Not quite a factoid, but it made us laugh. It deserves to clutter your brains, too.
Read the open letter to President Obama from Wilhelm II, German kaiser and king of Prussia.
DOORN, THE NETHERLANDS
Gott im Himmel! Enough with the czars!
You've named 18 so far, according to something I read in Foreign Policy. That includes a border czar, a climate czar, an information technology czar and — I don't think Thomas Jefferson grew enough hemp in his lifetime to dream up this one — the "faith-based czar." Your car czar, Steve Rattner, was in the news last week, trying to keep Chrysler out of bankruptcy.
It took Russia 281 years to accumulate that many czars. Even with hemophilia, repeated assassinations and a level of inbreeding that would gag a Dalmatian breeder. You did it in less than 100 days.
And every one of them hurts. I think I speak for all passed-over Victorian despots when I say that. Somehow, that fancy pants with the jeweled-egg fetish got to be a synonym for innovative, efficient leadership. At minimum — at minimum — I thought my legacy would be the continued popularity of pomaded mustaches and shiny, spike-topped helmets. But it's just the bikers now. And I think they mean it ironically.
I promised myself that I wouldn't say anything about this: I've been out of public life for years and actually dead since 1941. But genug is genug. Americans have been calling powerful Washington figures "czars" since the early 1830s. What do you see in the Romanovs that makes them such models of good government? Ivan the Terrible, the first czar, had his enemies dropped alive through the ice on frozen rivers. Or maybe you're thinking of Nicholas II, the last czar. He was deposed and executed by a guy who looked like a used bookstore clerk. Or Ivan VI, who was locked in a fortress for two decades and then murdered? I'm searching for the lessons any of these might offer for managing your southwestern border.
Most detestable of all, your "czars" don't even possess the one real benefit of czardom: absolute power. Rattner showed that last week, when he failed to stop the bankruptcy. Many of your "czars" don't even have their own departments: Their job is to "coordinate policy." And I'm told that most of them have no control whatsoever over Cossack partisans. I think Nicholas II would have dropped a Fabergé egg himself if he'd heard something like that called a "czar." I nearly swallowed a monocle.

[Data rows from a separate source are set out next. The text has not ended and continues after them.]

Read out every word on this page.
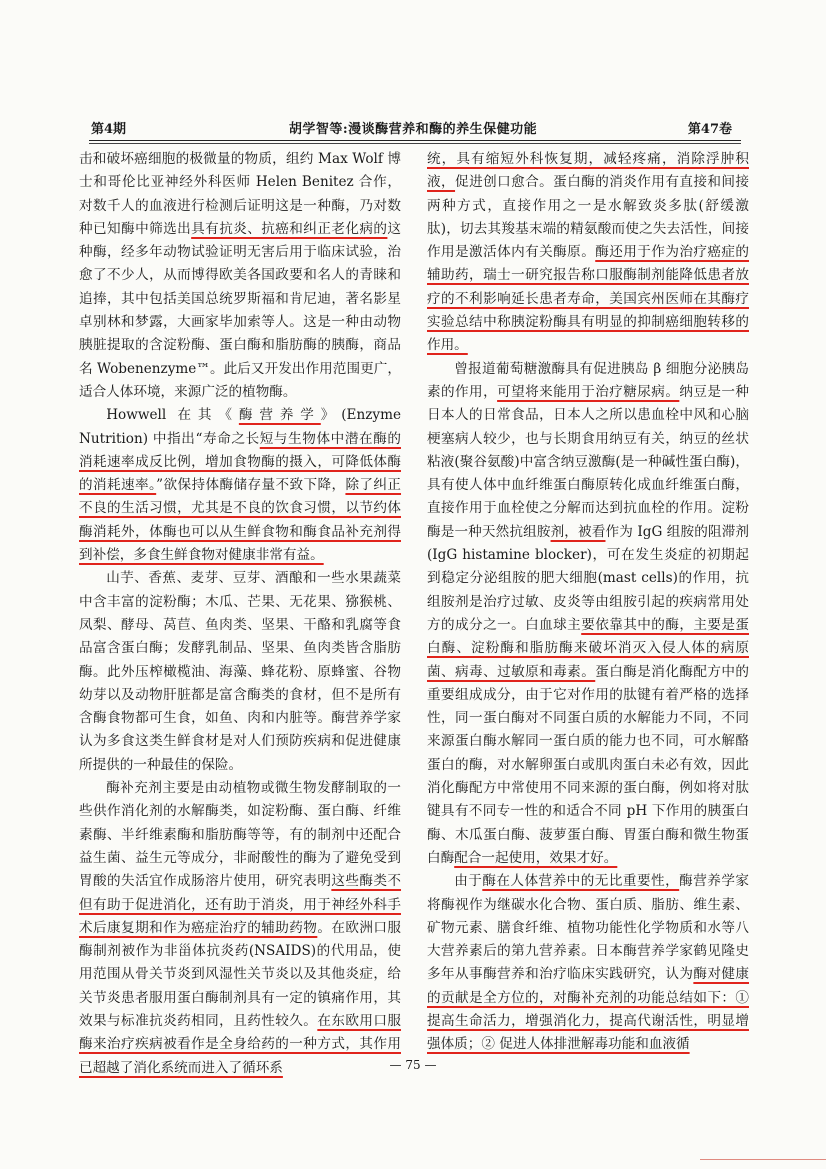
第4期	胡学智等:漫谈酶营养和酶的养生保健功能	第47卷

击和破坏癌细胞的极微量的物质，组约 Max Wolf 博士和哥伦比亚神经外科医师 Helen Benitez 合作，对数千人的血液进行检测后证明这是一种酶，乃对数种已知酶中筛选出具有抗炎、抗癌和纠正老化病的这种酶，经多年动物试验证明无害后用于临床试验，治愈了不少人，从而博得欧美各国政要和名人的青睐和追捧，其中包括美国总统罗斯福和肯尼迪，著名影星卓别林和梦露，大画家毕加索等人。这是一种由动物胰脏提取的含淀粉酶、蛋白酶和脂肪酶的胰酶，商品名 Wobenenzyme™。此后又开发出作用范围更广，适合人体环境，来源广泛的植物酶。

Howwell 在其《酶营养学》(Enzyme Nutrition) 中指出“寿命之长短与生物体中潜在酶的消耗速率成反比例，增加食物酶的摄入，可降低体酶的消耗速率。”欲保持体酶储存量不致下降，除了纠正不良的生活习惯，尤其是不良的饮食习惯，以节约体酶消耗外，体酶也可以从生鲜食物和酶食品补充剂得到补偿，多食生鲜食物对健康非常有益。

山芋、香蕉、麦芽、豆芽、酒酿和一些水果蔬菜中含丰富的淀粉酶；木瓜、芒果、无花果、猕猴桃、凤梨、酵母、莴苣、鱼肉类、坚果、干酪和乳腐等食品富含蛋白酶；发酵乳制品、坚果、鱼肉类皆含脂肪酶。此外压榨橄榄油、海藻、蜂花粉、原蜂蜜、谷物幼芽以及动物肝脏都是富含酶类的食材，但不是所有含酶食物都可生食，如鱼、肉和内脏等。酶营养学家认为多食这类生鲜食材是对人们预防疾病和促进健康所提供的一种最佳的保险。

酶补充剂主要是由动植物或微生物发酵制取的一些供作消化剂的水解酶类，如淀粉酶、蛋白酶、纤维素酶、半纤维素酶和脂肪酶等等，有的制剂中还配合益生菌、益生元等成分，非耐酸性的酶为了避免受到胃酸的失活宜作成肠溶片使用，研究表明这些酶类不但有助于促进消化，还有助于消炎，用于神经外科手术后康复期和作为癌症治疗的辅助药物。在欧洲口服酶制剂被作为非甾体抗炎药(NSAIDS)的代用品，使用范围从骨关节炎到风湿性关节炎以及其他炎症，给关节炎患者服用蛋白酶制剂具有一定的镇痛作用，其效果与标准抗炎药相同，且药性较久。在东欧用口服酶来治疗疾病被看作是全身给药的一种方式，其作用已超越了消化系统而进入了循环系

统，具有缩短外科恢复期，减轻疼痛，消除浮肿积液，促进创口愈合。蛋白酶的消炎作用有直接和间接两种方式，直接作用之一是水解致炎多肽(舒缓激肽)，切去其羧基末端的精氨酸而使之失去活性，间接作用是激活体内有关酶原。酶还用于作为治疗癌症的辅助药，瑞士一研究报告称口服酶制剂能降低患者放疗的不利影响延长患者寿命，美国宾州医师在其酶疗实验总结中称胰淀粉酶具有明显的抑制癌细胞转移的作用。

曾报道葡萄糖激酶具有促进胰岛 β 细胞分泌胰岛素的作用，可望将来能用于治疗糖尿病。纳豆是一种日本人的日常食品，日本人之所以患血栓中风和心脑梗塞病人较少，也与长期食用纳豆有关，纳豆的丝状粘液(聚谷氨酸)中富含纳豆激酶(是一种碱性蛋白酶)，具有使人体中血纤维蛋白酶原转化成血纤维蛋白酶，直接作用于血栓使之分解而达到抗血栓的作用。淀粉酶是一种天然抗组胺剂，被看作为 IgG 组胺的阻滞剂(IgG histamine blocker)，可在发生炎症的初期起到稳定分泌组胺的肥大细胞(mast cells)的作用，抗组胺剂是治疗过敏、皮炎等由组胺引起的疾病常用处方的成分之一。白血球主要依靠其中的酶，主要是蛋白酶、淀粉酶和脂肪酶来破坏消灭入侵人体的病原菌、病毒、过敏原和毒素。蛋白酶是消化酶配方中的重要组成成分，由于它对作用的肽键有着严格的选择性，同一蛋白酶对不同蛋白质的水解能力不同，不同来源蛋白酶水解同一蛋白质的能力也不同，可水解酪蛋白的酶，对水解卵蛋白或肌肉蛋白未必有效，因此消化酶配方中常使用不同来源的蛋白酶，例如将对肽键具有不同专一性的和适合不同 pH 下作用的胰蛋白酶、木瓜蛋白酶、菠萝蛋白酶、胃蛋白酶和微生物蛋白酶配合一起使用，效果才好。

由于酶在人体营养中的无比重要性，酶营养学家将酶视作为继碳水化合物、蛋白质、脂肪、维生素、矿物元素、膳食纤维、植物功能性化学物质和水等八大营养素后的第九营养素。日本酶营养学家鹤见隆史多年从事酶营养和治疗临床实践研究，认为酶对健康的贡献是全方位的，对酶补充剂的功能总结如下：① 提高生命活力，增强消化力，提高代谢活性，明显增强体质；② 促进人体排泄解毒功能和血液循

— 75 —
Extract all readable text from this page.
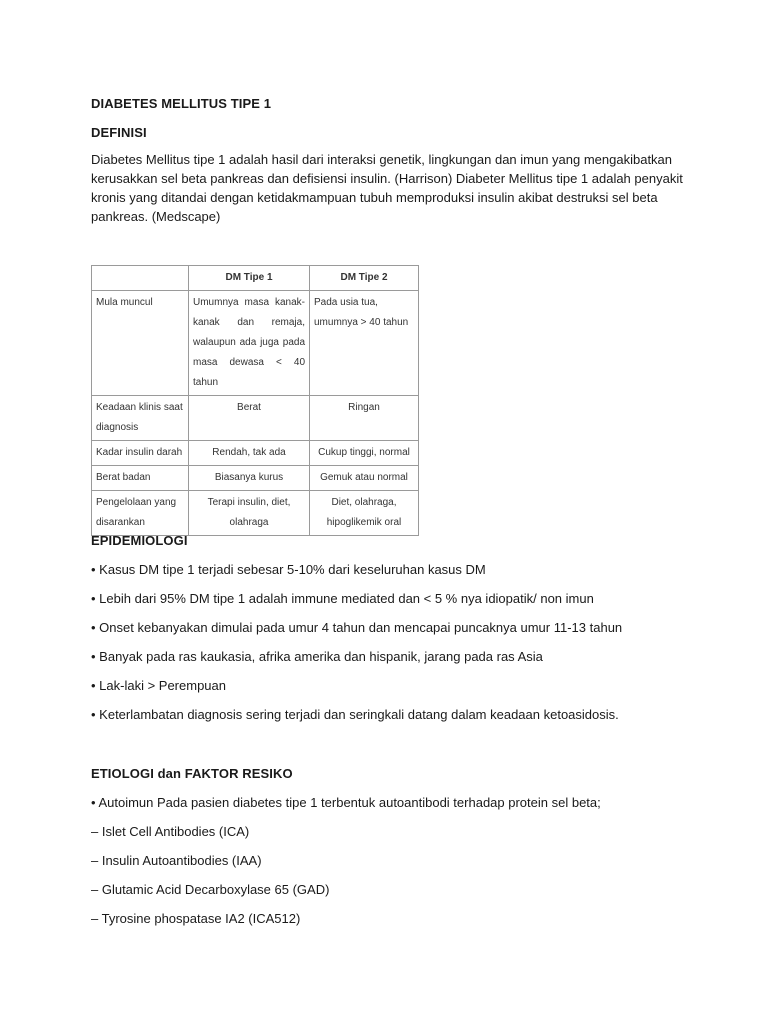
DIABETES MELLITUS TIPE 1
DEFINISI
Diabetes Mellitus tipe 1 adalah hasil dari interaksi genetik, lingkungan dan imun yang mengakibatkan
kerusakkan sel beta pankreas dan defisiensi insulin. (Harrison) Diabeter Mellitus tipe 1 adalah penyakit
kronis yang ditandai dengan ketidakmampuan tubuh memproduksi insulin akibat destruksi sel beta
pankreas. (Medscape)
	DM Tipe 1	DM Tipe 2
Mula muncul	Umumnya masa kanak-kanak dan remaja, walaupun ada juga pada masa dewasa < 40 tahun	Pada usia tua, umumnya > 40 tahun
Keadaan klinis saat diagnosis	Berat	Ringan
Kadar insulin darah	Rendah, tak ada	Cukup tinggi, normal
Berat badan	Biasanya kurus	Gemuk atau normal
Pengelolaan yang disarankan	Terapi insulin, diet, olahraga	Diet, olahraga, hipoglikemik oral
EPIDEMIOLOGI
• Kasus DM tipe 1 terjadi sebesar 5-10% dari keseluruhan kasus DM
• Lebih dari 95% DM tipe 1 adalah immune mediated dan < 5 % nya idiopatik/ non imun
• Onset kebanyakan dimulai pada umur 4 tahun dan mencapai puncaknya umur 11-13 tahun
• Banyak pada ras kaukasia, afrika amerika dan hispanik, jarang pada ras Asia
• Lak-laki > Perempuan
• Keterlambatan diagnosis sering terjadi dan seringkali datang dalam keadaan ketoasidosis.
ETIOLOGI dan FAKTOR RESIKO
• Autoimun Pada pasien diabetes tipe 1 terbentuk autoantibodi terhadap protein sel beta;
– Islet Cell Antibodies (ICA)
– Insulin Autoantibodies (IAA)
– Glutamic Acid Decarboxylase 65 (GAD)
– Tyrosine phospatase IA2 (ICA512)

So maybe it's time for a new autocrat to get some air time. Time for something that will stand out even in a White House with a czar in every cubicle. President Obama's archduke of information technology announced today ... Pricks up the ears, doesn't it? In Detroit, the president's car sultan ... Instant respect. Mainly because those who defy the car sultan might be killed by eunuch assassins. Or might I humbly suggest the title of an enlightened ruler who — unlike the czars — actually worked well with parliament and the nobility (in your terms, that would be "Congress" and "Oprah''). Somebody whose record is nearly unblemished, except for one invasion of Belgium that everybody's totally over now.
Today, President Obama congratulated his new climate kaiser ... Goose bumps.
Yours in friendship,
Wilhelm II
David A. Fahrenthold is a Metro reporter for The Washington Post.